12      Apenas a primeira e segunda decisões de autorização são pertinentes no que respeita aos auxílios ao funcionamento concedidos à KWW.

13      A primeira decisão de autorização previa, nomeadamente, quanto aos auxílios ao funcionamento concedidos à KWW, o seguinte:

«Em 20 de Julho de 1992, o Conselho adoptou a Directiva [92/68] que altera a Directiva [90/984] relativa aos auxílios à construção naval. A nova Directiva [92/68] prevê uma excepção ao regime de auxílios ao funcionamento em proveito dos estaleiros navais da antiga [República Democrática Alemã], a fim de proceder a uma reestruturação urgente que lhes permitisse serem de novo competitivos.

Quanto à privatização do [estaleiro naval Warnow Werft], a Comissão recebeu do Governo alemão a versão definitiva [do contrato de aquisição], acompanhada de explicações. Numa conversa de 2 de Fevereiro de 1993, as autoridades alemãs forneceram precisões suplementares. A Comissão pôde deste modo reunir as informações necessárias para determinar se os requisitos de concessão do regime especial da Directiva [92/68] estavam preenchidos no caso [do estaleiro naval Warnow Werft].

Quando aprovou esta derrogação, a Comissão garantiu ao Conselho que usaria os seus poderes de controlo e vigilância a fim de que os estaleiros navais [situados no território da antiga República Democrática Alemã] obtivessem apenas os auxílios estritamente necessários à sua reestruturação.

[…]

[A] Comissão decidiu não se opor, em conformidade com as disposições da Directiva [90/684] em matéria de construção naval e da Directiva [92/68], ao pagamento da primeira fracção do auxílio [para o estaleiro naval Warnow Werft] na Alemanha.
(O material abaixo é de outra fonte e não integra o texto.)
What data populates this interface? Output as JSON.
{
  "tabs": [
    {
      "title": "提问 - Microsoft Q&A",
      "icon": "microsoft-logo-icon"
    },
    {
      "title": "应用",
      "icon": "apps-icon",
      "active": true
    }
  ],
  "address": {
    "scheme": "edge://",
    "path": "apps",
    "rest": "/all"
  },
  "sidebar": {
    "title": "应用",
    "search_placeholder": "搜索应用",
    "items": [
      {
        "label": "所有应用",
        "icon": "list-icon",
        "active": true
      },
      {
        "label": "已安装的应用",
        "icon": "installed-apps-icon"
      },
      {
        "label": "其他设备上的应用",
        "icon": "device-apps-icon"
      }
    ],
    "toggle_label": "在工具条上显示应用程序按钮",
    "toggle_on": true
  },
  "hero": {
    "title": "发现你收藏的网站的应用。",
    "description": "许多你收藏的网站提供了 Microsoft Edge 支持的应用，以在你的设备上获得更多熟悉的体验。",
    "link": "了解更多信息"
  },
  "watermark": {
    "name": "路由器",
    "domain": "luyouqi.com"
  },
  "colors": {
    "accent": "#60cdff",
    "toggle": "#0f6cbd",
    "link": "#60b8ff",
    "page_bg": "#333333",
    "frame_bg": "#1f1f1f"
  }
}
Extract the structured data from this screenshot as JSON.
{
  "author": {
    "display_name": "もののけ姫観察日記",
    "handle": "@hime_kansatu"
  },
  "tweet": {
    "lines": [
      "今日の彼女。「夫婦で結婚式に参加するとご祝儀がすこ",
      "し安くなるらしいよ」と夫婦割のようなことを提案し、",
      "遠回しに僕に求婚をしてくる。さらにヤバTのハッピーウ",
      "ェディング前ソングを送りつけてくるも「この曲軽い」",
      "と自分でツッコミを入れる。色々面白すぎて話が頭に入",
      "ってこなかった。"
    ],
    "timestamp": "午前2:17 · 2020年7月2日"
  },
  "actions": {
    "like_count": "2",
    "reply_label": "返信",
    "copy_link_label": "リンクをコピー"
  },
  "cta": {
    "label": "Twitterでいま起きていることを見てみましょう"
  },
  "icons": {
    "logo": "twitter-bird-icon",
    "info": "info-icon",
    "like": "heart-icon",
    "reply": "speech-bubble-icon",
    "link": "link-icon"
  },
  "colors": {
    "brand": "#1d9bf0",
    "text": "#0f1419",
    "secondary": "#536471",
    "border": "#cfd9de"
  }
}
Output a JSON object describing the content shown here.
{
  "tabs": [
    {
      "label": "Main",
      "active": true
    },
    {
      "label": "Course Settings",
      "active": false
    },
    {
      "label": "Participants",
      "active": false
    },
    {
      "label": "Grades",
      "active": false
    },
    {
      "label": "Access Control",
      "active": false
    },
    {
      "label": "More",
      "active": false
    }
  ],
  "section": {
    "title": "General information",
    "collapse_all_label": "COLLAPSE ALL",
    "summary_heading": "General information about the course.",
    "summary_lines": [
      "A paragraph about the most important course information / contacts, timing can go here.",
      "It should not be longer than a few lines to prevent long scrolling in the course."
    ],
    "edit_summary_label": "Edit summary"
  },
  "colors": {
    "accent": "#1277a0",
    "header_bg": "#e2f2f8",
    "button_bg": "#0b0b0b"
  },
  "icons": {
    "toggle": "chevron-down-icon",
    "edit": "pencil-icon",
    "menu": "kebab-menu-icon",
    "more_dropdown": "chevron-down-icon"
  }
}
Esta fracção decompõe‑se do seguinte modo:

–        45 500 000 [marcos alemães] de auxílio ao funcionamento, 11 700 000 [marcos alemães] em compensação de uma parte dos prejuízos resultantes de [contratos de construção naval] posteriores a 1 de Julho de 1990, cuja execução está actualmente a decorrer, e 6 100 000 [marcos alemães] de auxílio à competitividade, bem como um pagamento de 27 750 000 [marcos alemães] de capitais próprios.

[…]»

14      A segunda decisão de autorização previa, nomeadamente, quanto aos auxílios ao funcionamento concedidos à KWW, o seguinte:

«Tendo em conta as obrigações actualmente subscritas pelo Governo alemão [no que respeita à capacidade de produção do estaleiro naval Warnow Werft], a Comissão [...] decidiu, em conformidade com a Directiva [90/684] relativa aos auxílios à construção naval e à Directiva [92/68] que altera a Directiva [90/684], não se opor a uma segunda fracção de auxílios [ao estaleiro naval Warnow Werft] na Alemanha; esta fracção decompõe‑se do seguinte modo:

–        617 100 000 [marcos alemães] de auxílio ao funcionamento, dos quais 113 500 000 [marcos alemães] serão pagos em numerário; neste último valor são incluídos 66 900 000 [marcos alemães] de auxílio à competitividade e 46 600 000 [marcos alemães] para cobertura de uma parte dos prejuízos que resultam dos contratos [de construção naval] assinados depois de 1 de Julho de 1990. Este auxílio ao funcionamento é o mais elevado dos que podem ser pagos ao estaleiro naval [Warnow Werft] em relação aos contratos celebrados até 31 de Dezembro de 1993.

[…]»

15      Em 8 de Julho de 1999, a Comissão adoptou a Decisão 1999/675/CE, relativa ao auxílio estatal concedido pela Alemanha a favor da KWW (JO L 274, p. 23). A referida decisão foi alterada pela Decisão 2000/416/CE da Comissão, de 29 de Março de 2000 (JO L 156, p. 39), na qual a Comissão concluiu, no essencial, que, na medida em que a KWW tinha ultrapassado o limite de capacidade de produção autorizado para o ano de 1998, os auxílios no montante de 82 200 000 marcos alemães (DEM) que lhe tinham sido concedidos eram incompatíveis com o mercado comum.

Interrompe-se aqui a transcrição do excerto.